Thousands gather in Shetland as women participate in Up Helly Aa Festival for the first time

Members of the Jarl Squad in Lerwick, Scotland, on the Shetland Isles, perform the Up Helly Aa Viking festival, 28 January 2020
Members of the Jarl Squad in Lerwick, Scotland, on the Shetland Isles, perform the Up Helly Aa Viking festival, 28 January 2020   -  Copyright  Andrew Milligan/AP
By Theo Farrant

Thousands of people are converging in Shetland, Scotland, for Lerwick's iconic Up Helly Aa festival. It is Europe's largest fire festival, and this year, for the first time in its 142-year history, women and girls will participate in the procession squads. 

The Lerwick Up Helly Aa Committee lifted the long-standing rule of male-only participants last year, with the aim of revitalising the event after a two-year hiatus due to the Covid-19 pandemic.

While women have traditionally been restricted to less significant roles in the festival, such as hostesses who take charge of organising the town parties, they can now take part in the Viking squads. 

The procession is already underway and the Lerwick community are eagerly awaiting the galley burning later tonight. 

What is the Up Helly Aa festival?

Andrew Milligan/AP
Members of the Jarl Squad in Lerwick perform the Up Helly Aa Viking festivalAndrew Milligan/AP

The spectacular Up Helly Aa Festival is a yearly celebration held in the Shetland Islands of Scotland, marking the rich and vibrant Viking heritage of the region. The festival has been a staple of Shetland's cultural landscape for over 140 years and is renowned for its lively and captivating displays of history, tradition, and pride.

The highlight of the festival is the parade of thousands of people who dress up traditional Viking attire, carrying flaming torches through the streets. 

They are led by a large squad of Vikings, known as the Jarl Squad, who in turn are led by the Guizer Jarl, or Chief Guizer, who is elected by a committee each year.

The procession heads down towards the sea, where participants throw their flaming torches into a specially-built Viking longboat, otherwise known as a galley. 

Danny Lawson/AP
'Guizers' with flaming torches are pictured with a Viking Galley in Lerwick, on the Shetland Isles, during the Up Helly Aa Viking festivalDanny Lawson/AP

Considered to be Europe's largest fire festival, the tradition started in the 19th century as a way to mark the end of the yule season.
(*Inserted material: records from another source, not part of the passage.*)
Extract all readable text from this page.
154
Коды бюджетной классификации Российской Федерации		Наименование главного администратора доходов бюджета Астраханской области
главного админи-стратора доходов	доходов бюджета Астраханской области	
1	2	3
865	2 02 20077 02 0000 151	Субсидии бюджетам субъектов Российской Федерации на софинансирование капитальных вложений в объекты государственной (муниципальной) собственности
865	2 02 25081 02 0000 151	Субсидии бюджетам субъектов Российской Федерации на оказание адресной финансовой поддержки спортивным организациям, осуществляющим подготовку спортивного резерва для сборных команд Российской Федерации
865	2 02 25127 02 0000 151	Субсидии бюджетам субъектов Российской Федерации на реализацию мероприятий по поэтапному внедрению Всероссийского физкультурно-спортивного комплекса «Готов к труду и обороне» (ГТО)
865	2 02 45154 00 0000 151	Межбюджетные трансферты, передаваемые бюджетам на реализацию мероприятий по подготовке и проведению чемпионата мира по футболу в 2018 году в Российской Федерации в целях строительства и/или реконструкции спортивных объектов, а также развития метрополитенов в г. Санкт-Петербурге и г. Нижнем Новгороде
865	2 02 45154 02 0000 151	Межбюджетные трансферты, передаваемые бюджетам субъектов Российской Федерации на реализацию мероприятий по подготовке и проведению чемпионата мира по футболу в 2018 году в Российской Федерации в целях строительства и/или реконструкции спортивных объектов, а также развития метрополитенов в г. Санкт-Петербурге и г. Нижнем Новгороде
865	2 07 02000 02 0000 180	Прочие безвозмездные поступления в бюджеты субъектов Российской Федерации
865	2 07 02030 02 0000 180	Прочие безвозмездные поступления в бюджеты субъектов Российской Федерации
It's also a testament to Shetland's Viking past which has long been a source of pride for the local community.

44-year-old Neil Moncrieff, who has been on Lerwick's Up Helly Aa commute for 15 years, was elected as this year's Guizar Jarl. 

"Up Helly Aa means so much for Lerwick and Shetland. It celebrates our historic Norse links and you see just how many people around the town are looking forward to it," said Moncrieff in a recent interview.